Traditional for the country industry, such as oil and gas and mining, agriculture and textile production, already occupy stable positions, but their investment potential has not yet been fully realized. At the same time, such global trends as digital transformation, growth of incomes of the population, as well as the current demographic trajectory create significant development potential in relatively new sectors for Uzbekistan – the financial and banking sectors, the construction industry, and telecommunications.

“In the next ten years, the investment potential of Uzbekistan will be $ 65 billion, of which non-primary industries account for up to $ 20 billion.
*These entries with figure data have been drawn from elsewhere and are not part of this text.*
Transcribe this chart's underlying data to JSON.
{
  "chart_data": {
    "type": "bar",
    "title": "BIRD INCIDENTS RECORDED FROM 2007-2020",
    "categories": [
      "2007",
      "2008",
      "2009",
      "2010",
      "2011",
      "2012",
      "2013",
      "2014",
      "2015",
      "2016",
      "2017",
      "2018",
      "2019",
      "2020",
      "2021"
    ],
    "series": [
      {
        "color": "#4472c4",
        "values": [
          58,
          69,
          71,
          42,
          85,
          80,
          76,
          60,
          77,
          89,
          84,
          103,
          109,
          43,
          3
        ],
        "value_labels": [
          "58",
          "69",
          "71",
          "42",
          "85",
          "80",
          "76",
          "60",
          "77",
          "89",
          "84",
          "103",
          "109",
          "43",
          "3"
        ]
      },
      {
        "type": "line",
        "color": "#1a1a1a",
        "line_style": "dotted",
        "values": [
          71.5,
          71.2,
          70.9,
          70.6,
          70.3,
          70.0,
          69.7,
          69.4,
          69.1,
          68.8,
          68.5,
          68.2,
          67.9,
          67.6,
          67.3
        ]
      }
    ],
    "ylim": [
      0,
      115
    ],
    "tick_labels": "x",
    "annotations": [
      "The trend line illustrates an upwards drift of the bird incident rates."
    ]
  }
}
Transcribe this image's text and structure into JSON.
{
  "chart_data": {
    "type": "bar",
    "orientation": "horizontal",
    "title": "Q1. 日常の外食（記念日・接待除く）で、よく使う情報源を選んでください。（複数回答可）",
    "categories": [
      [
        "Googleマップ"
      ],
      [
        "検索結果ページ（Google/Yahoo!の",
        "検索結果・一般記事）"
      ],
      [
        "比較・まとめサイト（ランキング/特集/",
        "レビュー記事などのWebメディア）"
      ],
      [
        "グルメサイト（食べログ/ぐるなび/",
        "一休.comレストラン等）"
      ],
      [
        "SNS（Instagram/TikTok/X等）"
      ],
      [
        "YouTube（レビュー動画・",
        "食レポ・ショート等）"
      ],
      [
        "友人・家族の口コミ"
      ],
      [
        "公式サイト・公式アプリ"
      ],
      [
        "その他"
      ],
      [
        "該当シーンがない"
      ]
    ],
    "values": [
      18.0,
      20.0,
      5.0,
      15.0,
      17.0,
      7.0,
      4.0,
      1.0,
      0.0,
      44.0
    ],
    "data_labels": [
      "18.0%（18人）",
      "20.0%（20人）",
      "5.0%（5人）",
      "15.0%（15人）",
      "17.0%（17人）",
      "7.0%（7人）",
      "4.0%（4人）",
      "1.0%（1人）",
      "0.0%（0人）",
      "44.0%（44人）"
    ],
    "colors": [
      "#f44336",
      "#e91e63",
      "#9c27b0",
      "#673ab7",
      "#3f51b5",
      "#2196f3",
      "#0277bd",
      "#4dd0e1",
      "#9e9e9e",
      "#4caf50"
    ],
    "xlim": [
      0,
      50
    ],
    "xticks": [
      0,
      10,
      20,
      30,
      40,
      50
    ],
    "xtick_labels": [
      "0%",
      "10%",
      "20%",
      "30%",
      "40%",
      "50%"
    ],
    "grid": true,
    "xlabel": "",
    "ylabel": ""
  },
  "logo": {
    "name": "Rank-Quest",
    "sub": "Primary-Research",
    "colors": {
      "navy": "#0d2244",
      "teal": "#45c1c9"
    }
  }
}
It is important for investors not to lose time – after a couple of years, the expected return on investment will decline, although it will remain attractive, ”said Vladislav Butenko, senior partner and managing director, BCG Russia chairman.


The unique combination of opportunities and challenges makes today’s Uzbekistan a frontier economy attractive for investment. Investors can succeed in Uzbekistan by focusing on the five strategic priorities identified by analyzing the dynamics of the country’s development and the success stories of local and international investors:

  • enter the market earlier, while competition in many industries and segments is still low;
  • use local knowledge and experience using JV format and local staff;
  • develop an adaptive strategy in order to be in time for rapid changes;
  • to rely more on people than on capital, which means maintaining a country’s degree of dependence on labor-intensive industries for the next decade, in contrast to countries that have already made or are making the transition to digitalization;
  • to see in Uzbekistan a part of a larger system, which means expanding opportunities beyond one country’s borders. For example, Uzbekistan may become a logistics or telecommunications hub.